Read to the bottom of Palmer's article. He talks about building up starters using successive additions of wort.
 
I've been doing just that on my starters. I have a 1000 ml Erlenmyer. I usually start with about 700 ml of filtered water and boil with 1/2 cup DME, yeast nutrient and a couple of hop pellets, not for flavor, but for their anti-bacterial effect. I chill the flask to RT, oxygenate and pitch from the smack pack or tube. I have not gotten around to a stirplate yet, so I just pick up the flask and swirl it every time I walk by. After 2 days or when the fluid begins to clear, I chill the flask in the fridge to get as much yeast as possible to settle out. I then boil up another 700 ml or so of wort as above and chill it to room temp and oxygenate. I then pour off the fluid from the flask. (Don't spill any solids.) Re-fill the flask with the new wort and swirl some more. You can repeat this until you get the amount of yeast solids you think you will need. I just brewed a high gravity extract Wee Heavy and cooled it down to 65 F and pitched my starter with about 100 ml of solids. I kept the fermenter cool, still at less than 70 F and it was bubbling and foaming away the next morning.
 
One other way is to make a 5 gallon starter, then bottle and drink the used up wort :D Save the resulting yeast cake.
 
eviltwinofjoni said:
One other way is to make a 5 gallon starter, then bottle and drink the used up wort :D Save the resulting yeast cake.

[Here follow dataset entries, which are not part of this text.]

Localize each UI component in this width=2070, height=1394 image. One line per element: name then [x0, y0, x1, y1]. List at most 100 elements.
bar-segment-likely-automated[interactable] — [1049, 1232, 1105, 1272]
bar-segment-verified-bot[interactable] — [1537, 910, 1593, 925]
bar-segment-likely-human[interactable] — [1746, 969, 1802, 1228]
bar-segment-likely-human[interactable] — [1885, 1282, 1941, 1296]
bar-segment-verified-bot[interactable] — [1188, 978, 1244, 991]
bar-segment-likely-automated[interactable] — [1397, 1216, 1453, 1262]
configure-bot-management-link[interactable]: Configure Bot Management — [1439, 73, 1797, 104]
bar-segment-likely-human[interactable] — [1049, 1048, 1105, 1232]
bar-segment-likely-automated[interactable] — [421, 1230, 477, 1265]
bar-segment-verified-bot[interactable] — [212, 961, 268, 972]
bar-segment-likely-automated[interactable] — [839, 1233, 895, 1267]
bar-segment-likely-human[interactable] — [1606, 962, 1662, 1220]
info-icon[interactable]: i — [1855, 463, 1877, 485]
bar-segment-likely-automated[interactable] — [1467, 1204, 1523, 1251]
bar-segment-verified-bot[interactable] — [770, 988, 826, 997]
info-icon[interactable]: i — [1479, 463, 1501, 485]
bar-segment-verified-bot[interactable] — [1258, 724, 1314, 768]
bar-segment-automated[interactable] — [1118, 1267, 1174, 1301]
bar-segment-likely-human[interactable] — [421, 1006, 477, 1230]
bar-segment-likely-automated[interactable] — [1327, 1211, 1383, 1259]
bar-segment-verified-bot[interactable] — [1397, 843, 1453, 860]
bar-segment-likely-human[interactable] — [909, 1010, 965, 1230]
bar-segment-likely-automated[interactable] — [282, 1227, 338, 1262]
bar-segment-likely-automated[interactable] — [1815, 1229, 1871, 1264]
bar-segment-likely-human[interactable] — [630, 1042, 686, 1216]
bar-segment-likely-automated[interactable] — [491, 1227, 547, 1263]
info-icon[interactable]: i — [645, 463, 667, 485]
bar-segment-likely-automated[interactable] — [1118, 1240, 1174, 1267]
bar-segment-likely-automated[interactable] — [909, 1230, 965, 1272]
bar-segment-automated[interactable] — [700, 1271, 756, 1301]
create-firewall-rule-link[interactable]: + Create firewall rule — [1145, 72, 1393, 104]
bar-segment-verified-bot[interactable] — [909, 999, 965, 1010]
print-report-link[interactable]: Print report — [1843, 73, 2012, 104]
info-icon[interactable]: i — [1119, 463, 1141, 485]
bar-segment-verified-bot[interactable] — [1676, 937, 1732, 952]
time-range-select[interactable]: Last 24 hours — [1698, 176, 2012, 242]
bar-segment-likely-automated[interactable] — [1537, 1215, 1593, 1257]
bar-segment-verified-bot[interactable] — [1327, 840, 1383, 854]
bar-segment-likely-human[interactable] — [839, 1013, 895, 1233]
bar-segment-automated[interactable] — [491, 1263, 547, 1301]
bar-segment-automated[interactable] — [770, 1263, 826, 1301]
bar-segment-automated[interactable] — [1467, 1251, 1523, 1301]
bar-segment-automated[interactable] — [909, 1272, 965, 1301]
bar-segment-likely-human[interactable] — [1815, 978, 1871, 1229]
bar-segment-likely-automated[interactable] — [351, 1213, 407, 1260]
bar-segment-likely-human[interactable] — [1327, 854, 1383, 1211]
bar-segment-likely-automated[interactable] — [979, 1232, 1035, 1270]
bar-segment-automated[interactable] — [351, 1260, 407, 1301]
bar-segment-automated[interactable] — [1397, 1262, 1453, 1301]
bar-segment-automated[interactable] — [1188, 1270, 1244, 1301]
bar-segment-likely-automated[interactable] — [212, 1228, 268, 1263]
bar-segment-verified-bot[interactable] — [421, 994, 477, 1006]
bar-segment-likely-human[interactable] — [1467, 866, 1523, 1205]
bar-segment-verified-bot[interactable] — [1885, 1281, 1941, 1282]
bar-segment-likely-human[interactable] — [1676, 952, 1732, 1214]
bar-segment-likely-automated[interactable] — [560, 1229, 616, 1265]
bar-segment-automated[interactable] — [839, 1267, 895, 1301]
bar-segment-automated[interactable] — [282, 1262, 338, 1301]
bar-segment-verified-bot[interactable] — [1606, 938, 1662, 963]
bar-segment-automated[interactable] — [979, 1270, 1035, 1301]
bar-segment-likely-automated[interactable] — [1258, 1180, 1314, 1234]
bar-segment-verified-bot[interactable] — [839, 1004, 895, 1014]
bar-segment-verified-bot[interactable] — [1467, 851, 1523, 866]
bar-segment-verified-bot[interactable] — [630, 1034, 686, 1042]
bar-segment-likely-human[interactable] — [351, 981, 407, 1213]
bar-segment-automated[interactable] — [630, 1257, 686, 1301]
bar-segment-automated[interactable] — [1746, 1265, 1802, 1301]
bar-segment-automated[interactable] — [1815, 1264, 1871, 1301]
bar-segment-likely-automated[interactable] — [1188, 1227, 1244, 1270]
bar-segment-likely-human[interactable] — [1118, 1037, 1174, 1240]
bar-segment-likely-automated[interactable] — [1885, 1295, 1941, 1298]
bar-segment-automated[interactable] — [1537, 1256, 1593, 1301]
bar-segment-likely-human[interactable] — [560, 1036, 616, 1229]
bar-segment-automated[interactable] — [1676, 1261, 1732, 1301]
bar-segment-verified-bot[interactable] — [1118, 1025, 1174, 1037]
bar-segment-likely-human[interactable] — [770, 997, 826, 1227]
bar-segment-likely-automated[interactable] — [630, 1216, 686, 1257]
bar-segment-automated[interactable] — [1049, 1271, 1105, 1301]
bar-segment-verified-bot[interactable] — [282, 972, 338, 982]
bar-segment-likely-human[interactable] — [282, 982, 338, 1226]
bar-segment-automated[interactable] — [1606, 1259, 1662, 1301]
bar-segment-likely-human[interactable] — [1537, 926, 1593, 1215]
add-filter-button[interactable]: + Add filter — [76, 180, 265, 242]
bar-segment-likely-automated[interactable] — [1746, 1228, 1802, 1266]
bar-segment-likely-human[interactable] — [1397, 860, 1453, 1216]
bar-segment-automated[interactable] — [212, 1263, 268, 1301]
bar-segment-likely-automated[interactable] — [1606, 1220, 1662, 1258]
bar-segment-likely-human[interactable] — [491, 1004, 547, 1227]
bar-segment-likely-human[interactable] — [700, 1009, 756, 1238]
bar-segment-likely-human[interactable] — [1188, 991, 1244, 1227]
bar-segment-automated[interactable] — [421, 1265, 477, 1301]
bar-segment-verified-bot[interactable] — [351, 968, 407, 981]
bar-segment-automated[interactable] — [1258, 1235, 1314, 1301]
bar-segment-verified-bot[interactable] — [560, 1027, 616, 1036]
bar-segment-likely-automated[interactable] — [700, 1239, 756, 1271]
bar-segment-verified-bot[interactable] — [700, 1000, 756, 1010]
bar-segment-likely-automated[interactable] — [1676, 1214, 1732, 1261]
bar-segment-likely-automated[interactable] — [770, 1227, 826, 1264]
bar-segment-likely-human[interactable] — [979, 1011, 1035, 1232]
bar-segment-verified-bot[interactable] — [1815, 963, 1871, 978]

Well said. The best method of all!

or alternatively: entia non sunt multiplicanda praeter necessitatem
 
Brew-boy said:
These methods just seem to be a simple starter. I want to start with a vial of 100 billion cells and growth it to 300-350 billoin cells. I need to learn how to step it up over several days and adding new wort to it.


Adding any thing to a culture will just lead to contamination, so its best to be avoided. on Ebay in the industrial/ lab supply section you can find great deals on large flasks, stirrers ect. if you want to get a big starter going use a large volume flask and twice to three times the nutrients in the media. That how we do it in the lab I work in.

I have a 1L cell culture flask that has a stir paddle in the lid, and I've been putting 1/2Cup of DME in to one liter and pitching a Wight labs flask into that the night before, then I tale 333ml and pitch that into a 6gal batch, the put the other 666ml :rockin: into two sterilized bottles and store them in the fridge for later brewing.